In this report, we presented a dynamic programming-based algorithm to perform wire buffering with placement blockage. The algorithm does not rely on the specification of fixed placement buffer stations. To decrease the problem complexity, several optimality-preserving pruning rules and some pruning heuristics were proposed to search the solution space. The proposed algorithm was implemented in an industrial design environment and run on several large benchmarks. Experimental results show that our algorithm achieves, on average, a 7.9% improvement on the longest path delay and a 2.3% improvement on the median port slack when compared to the standard industry tool flows.

#### Reference

- L.P.P.P Van Ginneken, "Buffer Placement in Distributed RC-Tree Networks for Minimal Elmore Delay," *Proc. IEEE International Symposium on Circuits and Systems*, pp. 865-868, 1990.
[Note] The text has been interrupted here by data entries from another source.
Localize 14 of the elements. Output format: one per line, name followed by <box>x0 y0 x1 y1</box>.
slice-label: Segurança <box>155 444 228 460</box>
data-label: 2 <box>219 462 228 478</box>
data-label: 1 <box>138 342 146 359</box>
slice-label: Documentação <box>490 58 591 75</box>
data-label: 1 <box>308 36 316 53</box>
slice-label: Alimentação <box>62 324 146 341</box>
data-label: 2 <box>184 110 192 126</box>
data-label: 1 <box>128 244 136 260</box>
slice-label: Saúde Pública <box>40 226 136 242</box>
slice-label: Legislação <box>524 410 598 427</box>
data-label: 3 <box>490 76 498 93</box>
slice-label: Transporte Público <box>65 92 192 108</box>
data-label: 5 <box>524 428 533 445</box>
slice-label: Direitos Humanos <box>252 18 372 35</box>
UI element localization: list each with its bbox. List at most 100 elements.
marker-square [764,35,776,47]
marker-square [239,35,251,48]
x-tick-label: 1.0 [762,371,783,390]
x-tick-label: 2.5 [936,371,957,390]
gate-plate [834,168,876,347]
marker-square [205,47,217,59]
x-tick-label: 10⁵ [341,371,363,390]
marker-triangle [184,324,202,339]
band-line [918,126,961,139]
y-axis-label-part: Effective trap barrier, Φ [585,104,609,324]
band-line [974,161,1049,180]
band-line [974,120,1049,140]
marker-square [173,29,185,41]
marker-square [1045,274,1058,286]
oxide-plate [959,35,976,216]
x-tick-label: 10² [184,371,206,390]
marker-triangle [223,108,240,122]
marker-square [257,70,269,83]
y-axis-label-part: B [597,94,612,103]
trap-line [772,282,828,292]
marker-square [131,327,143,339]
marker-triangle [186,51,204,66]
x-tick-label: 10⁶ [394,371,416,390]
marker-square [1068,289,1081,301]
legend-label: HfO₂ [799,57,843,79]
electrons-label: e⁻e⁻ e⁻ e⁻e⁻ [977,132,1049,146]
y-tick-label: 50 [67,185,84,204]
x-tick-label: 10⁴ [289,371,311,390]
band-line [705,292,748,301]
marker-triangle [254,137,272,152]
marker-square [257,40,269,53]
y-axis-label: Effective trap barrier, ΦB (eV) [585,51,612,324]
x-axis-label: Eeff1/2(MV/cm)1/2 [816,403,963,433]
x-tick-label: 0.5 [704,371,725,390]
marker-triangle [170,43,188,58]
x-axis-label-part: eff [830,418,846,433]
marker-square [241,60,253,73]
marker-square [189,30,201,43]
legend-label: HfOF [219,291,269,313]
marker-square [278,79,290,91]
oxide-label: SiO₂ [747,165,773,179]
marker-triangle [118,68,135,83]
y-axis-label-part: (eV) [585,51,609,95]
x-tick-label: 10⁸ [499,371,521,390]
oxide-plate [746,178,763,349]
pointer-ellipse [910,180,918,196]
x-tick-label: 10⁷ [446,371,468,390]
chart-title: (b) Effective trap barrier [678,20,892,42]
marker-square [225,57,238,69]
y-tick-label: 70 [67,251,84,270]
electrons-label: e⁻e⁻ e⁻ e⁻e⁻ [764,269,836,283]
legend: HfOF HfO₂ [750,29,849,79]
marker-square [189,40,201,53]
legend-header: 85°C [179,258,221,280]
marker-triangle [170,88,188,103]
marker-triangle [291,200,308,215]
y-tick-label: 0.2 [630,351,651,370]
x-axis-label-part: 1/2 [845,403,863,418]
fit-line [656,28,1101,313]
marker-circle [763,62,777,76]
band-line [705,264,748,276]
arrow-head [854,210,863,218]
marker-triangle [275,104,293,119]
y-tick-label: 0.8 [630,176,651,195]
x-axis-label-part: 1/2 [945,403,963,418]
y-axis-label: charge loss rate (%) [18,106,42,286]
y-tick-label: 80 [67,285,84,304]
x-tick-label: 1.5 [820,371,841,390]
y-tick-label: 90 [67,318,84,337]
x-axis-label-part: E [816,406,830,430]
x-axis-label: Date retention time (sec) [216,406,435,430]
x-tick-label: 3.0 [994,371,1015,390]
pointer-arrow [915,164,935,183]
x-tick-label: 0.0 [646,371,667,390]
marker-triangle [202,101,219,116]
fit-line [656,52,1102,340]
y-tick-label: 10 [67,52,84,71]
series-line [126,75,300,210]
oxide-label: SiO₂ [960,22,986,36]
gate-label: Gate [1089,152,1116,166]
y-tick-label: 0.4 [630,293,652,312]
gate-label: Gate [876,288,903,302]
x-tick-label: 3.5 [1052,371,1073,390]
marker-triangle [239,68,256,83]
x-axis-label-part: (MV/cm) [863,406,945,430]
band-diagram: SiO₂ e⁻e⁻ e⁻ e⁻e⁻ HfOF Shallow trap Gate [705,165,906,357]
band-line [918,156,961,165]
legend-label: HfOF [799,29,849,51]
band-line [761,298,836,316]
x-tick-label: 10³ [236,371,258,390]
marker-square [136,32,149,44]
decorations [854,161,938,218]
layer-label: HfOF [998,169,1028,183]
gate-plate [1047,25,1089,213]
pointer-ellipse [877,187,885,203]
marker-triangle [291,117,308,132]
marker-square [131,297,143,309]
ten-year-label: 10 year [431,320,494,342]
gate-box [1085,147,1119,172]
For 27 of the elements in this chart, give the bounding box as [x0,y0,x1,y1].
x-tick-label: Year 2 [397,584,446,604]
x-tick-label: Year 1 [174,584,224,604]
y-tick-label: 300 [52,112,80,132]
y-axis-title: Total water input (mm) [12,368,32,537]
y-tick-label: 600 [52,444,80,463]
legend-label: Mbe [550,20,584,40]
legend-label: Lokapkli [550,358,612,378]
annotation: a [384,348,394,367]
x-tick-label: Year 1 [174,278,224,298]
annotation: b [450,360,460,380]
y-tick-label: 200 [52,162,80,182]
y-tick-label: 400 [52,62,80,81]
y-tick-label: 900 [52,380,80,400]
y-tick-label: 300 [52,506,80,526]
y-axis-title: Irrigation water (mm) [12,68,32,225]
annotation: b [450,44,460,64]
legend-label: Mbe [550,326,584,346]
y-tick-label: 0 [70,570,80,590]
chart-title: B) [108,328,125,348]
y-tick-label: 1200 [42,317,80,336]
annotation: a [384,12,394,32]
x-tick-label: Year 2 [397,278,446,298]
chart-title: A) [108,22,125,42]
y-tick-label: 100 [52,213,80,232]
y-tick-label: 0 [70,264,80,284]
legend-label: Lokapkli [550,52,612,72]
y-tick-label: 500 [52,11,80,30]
- [2] H. Zhou. D. F. Wong, I. Liu, and A. Aziz, "Simultaneous Routing and Buffer Insertion with Restriction on Buffer Location," Proc. Design Automation Conference, pp. 96-99, 1999.
- [3] A. Jagannathan, S. Hur, and J. Lilis, "A Fast Algorithm for Context-aware Buffer Insertion," Proc. Design Automation Conference, pp. 368-373, 2000.
- [4] J. Cong and X. Yuan, "Routing Tree Construction Under Fixed Buffer Location," Proc. Design Automation Conference, pp. 379-384, 2000.
- [5] I. Sutherland and R. Sproul, "The Theory of Logical Effort: Designing for Speed on the Back of an Envelope," Advanced Research in VLSI, Santa Cruz, 1991.
- [6] W. C. Elmore, "The Transient Response of Damped Linear Networks with Particular Regard to Wide-band Amplifiers," Journal of Applied Physics, pp.55-63, 1948,
- [7] M. Hanan, "On Steiner's Problem with Rectilinear Distance," SIAM Journal of Applied Mathematics, pp. 255-265, 1966.
- [8] D. Kung, "A Fast Fanout Optimization Algorithm for Near-Continuous Buffer Libraries," Proc. Design Automation Conference, pp. 352-355, June 1998.
- [9] D. W. Hightower, "A Solution to Line-routing Problem on the Continuous Plane," Proc. Design Automation Workshop, pp. 1-24, 1969.
- [10] D. Sylvester, C. Hu, O. S. Nakagawa, and S-Y. Oh, "Interconnect Scaling: Signal Integrity and Performance in Future High-speed CMOS Designs," Proc. of VLSI symposium on Technology, pp.42-43, 1998.
- [11] H. Touati, "Performance-oriented Technology Mapping," Ph.D. thesis, University of California, Berkeley, Technical Report UCB.ERL M90/109, Nov. 1990.